What is the job of the Fauquier County School Board?
Before discussing the school Board’s duties we must understand the importance of their job and the importance of public education. Here is what Vladimir Lenin had to say: “Give me four years to teach the children and the seed I have sown will never be up rooted.” And Josef Stalin said, “Education is a weapon, whose effects depend on who holds it in his hand and at who it is aimed.” Adolf Hitler: “Let me control the textbooks and I will control the state.”
Yes, education can be used for the good or bad.
Fauquier’s school board has five members, one from each county district. Each board member is elected by the voters in their district. This makes the school board responsible to the voters.
The school board is responsible for hiring or firing the school superintendent. They oversee the school budget and its presentation to the board of supervisors. The school budget makes up approximately 60 percent of the county budget every year.
The school board approves all school programs
The school board holds monthly public meeting to conduct school business.
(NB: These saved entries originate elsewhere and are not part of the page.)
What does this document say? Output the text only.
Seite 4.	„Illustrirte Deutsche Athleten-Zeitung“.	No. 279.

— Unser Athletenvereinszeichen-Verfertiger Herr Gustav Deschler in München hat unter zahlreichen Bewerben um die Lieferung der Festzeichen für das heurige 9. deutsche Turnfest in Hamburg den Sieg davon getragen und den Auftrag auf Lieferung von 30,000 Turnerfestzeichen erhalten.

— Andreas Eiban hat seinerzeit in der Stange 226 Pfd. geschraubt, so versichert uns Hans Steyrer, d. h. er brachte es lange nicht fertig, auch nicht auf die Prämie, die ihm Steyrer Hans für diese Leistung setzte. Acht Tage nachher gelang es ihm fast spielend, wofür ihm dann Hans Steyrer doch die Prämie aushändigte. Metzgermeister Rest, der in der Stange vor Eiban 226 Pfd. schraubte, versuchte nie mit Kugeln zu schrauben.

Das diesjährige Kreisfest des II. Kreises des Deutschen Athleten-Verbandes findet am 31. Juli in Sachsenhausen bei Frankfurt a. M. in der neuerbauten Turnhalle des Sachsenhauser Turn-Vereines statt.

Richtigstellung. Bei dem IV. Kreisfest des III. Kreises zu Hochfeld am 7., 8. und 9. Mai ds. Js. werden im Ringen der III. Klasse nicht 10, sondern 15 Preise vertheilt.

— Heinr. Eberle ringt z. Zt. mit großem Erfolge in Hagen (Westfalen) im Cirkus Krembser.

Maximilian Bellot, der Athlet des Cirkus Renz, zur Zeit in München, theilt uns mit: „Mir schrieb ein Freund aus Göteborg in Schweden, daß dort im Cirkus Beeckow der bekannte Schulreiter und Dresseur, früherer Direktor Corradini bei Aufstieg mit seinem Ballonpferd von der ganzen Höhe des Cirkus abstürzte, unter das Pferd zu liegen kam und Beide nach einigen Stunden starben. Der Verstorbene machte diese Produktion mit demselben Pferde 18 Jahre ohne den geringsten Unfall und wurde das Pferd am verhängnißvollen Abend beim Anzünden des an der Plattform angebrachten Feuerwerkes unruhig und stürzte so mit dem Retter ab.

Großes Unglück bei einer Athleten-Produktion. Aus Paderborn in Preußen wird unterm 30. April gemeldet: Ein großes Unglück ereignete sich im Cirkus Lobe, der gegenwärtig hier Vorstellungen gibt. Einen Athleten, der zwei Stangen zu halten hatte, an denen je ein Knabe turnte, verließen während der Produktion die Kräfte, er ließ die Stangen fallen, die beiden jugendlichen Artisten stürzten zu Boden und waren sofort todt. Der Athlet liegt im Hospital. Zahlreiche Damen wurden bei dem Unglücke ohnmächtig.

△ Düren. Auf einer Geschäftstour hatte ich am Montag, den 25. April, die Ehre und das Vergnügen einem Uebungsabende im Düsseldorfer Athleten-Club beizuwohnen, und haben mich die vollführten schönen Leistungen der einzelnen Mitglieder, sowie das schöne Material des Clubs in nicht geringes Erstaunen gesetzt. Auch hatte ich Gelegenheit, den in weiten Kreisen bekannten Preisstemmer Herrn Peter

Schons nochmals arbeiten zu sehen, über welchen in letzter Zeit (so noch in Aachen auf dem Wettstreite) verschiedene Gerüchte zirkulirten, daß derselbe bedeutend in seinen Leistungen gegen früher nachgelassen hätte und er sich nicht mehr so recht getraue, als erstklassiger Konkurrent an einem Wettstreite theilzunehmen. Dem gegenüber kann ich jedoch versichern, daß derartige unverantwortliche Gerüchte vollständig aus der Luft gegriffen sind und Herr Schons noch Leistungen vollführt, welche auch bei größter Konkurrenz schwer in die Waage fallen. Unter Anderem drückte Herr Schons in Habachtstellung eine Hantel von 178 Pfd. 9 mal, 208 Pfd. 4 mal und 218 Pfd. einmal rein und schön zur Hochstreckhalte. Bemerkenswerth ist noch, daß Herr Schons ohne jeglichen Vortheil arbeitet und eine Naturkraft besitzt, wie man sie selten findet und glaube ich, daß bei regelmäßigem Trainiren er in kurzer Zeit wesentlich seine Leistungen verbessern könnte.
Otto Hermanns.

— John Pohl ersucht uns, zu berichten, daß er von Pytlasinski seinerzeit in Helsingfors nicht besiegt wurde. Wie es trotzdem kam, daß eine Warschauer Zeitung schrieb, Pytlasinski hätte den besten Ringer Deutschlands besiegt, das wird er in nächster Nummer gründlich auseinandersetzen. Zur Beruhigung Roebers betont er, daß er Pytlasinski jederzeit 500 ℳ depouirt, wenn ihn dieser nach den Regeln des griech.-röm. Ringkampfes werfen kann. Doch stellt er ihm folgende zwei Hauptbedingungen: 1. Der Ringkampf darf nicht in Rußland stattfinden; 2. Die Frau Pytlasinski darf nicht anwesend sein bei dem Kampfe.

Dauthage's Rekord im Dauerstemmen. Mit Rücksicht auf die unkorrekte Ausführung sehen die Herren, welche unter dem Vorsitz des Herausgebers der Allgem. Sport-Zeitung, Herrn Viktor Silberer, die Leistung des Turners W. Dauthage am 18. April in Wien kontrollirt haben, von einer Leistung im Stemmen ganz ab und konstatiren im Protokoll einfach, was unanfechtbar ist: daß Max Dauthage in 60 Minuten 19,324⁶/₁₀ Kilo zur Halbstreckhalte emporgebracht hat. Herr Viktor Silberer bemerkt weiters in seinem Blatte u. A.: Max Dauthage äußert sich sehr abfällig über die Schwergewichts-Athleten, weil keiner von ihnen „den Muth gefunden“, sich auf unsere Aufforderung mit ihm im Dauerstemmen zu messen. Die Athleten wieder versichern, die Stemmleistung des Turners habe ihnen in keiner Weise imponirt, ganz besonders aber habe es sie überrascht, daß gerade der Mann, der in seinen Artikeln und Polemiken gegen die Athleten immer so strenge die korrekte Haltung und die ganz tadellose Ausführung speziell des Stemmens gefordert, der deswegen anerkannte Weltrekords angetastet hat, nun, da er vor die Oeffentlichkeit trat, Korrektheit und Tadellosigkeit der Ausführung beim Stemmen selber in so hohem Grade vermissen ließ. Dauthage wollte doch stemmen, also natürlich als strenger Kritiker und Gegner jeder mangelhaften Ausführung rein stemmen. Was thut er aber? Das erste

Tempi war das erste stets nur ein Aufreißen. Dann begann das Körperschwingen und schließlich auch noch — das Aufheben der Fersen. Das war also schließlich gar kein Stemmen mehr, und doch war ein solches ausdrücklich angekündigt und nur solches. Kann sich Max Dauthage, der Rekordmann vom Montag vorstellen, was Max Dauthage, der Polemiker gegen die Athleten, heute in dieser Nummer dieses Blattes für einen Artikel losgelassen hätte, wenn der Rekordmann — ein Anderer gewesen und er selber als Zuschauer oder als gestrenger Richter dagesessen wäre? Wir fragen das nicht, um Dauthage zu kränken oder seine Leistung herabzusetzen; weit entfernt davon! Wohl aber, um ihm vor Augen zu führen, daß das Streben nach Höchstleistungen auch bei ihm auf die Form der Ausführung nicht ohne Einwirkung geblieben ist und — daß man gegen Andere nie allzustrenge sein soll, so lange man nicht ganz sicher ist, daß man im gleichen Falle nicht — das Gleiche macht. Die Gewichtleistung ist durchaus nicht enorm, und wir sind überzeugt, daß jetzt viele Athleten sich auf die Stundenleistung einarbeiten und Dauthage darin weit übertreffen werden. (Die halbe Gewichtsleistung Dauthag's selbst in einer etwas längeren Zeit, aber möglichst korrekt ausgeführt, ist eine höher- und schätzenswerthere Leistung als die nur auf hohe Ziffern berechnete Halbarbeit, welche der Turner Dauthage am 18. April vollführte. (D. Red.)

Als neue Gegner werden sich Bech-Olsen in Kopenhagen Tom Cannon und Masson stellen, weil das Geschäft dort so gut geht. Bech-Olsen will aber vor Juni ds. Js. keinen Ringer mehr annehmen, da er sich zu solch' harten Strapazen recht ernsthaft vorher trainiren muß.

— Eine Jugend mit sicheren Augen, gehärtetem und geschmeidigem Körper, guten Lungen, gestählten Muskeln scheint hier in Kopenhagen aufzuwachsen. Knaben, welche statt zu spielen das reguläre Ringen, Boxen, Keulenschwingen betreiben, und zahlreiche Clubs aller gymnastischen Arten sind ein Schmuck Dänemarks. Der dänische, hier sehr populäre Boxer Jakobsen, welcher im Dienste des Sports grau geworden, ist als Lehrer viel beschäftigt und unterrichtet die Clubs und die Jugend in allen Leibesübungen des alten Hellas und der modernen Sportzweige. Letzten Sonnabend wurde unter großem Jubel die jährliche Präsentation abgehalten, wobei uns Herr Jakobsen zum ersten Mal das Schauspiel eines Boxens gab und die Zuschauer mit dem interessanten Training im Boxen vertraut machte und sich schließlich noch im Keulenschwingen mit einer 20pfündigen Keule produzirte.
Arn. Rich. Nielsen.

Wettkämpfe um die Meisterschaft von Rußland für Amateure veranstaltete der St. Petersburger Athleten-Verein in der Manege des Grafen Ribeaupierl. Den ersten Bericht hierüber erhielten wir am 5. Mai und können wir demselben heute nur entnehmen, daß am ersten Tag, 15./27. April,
At the end of each meeting the public is invited to make comments. A speaker is allowed three minutes to speak. No comments or questions are allowed between citizens and the board. There is no dialogue between citizens and board. On the voting issues the board always appears to vote together, 5-0.
The missing ingredient is keeping the public informed on the issues. We don’t really know what’s going on because the school board members are not proactive in explaining the issues. Some of that fault lies with us. We are not asking. As citizens we have the responsibility of keeping ourselves informed.
Here is just one example: In 2019 FCPS adopted a program called Deep Equity Process. It was approved by the school board.
What did we know about it? On May 9, 2019, the school administration came out with a press release. School spokesperson Nikki Jenkins explained Deep Equity will allow schools to reduce and eliminate achievement gaps, disparities in graduation rates, disproportions in graduation rates, disproportional suspensions, expulsions and disciplinary referral rates.
Wow, this sound like the holy grail of education. Ms. Jenkins went on to say the deep equity approach is based on beliefs that such inequities are symptomatic of institutional biases. Yep, it’s our fault.
I pestered the school board for more information on Deep Equity Process. I was finally granted one hour in an empty office at the school board’s office spaces. I was given a 2-inch-thick document on Deep Equity Process to read. One hour later the document was taken back. I then had the opportunity to talk with Fauquier County Schools Associate Superintendent for Instruction Major Warner. We had a cordial discussion for one hour but ended by agreeing we disagree.
What stayed with me to this day in the Deep Equity document was the introduction: It stated 90 percent of all teachers are white and white folks can’t possibly understand the problems of minorities. We will not be successful if this is the basis of our problems.
We will not be able to climb out of this mess unless our elected officials, in this case the school board, keep parents and citizens aware of the issues. We must demand that they do. If they don’t ,they must be removed from office. That’s the way the system is supposed to work.
What do you know about critical race theory, transgender policy, social emotional learning or 1619? They are all in our schools. How are our students doing compared with other developed nations? Are standards being lowered so student performance looks better? It’s our future.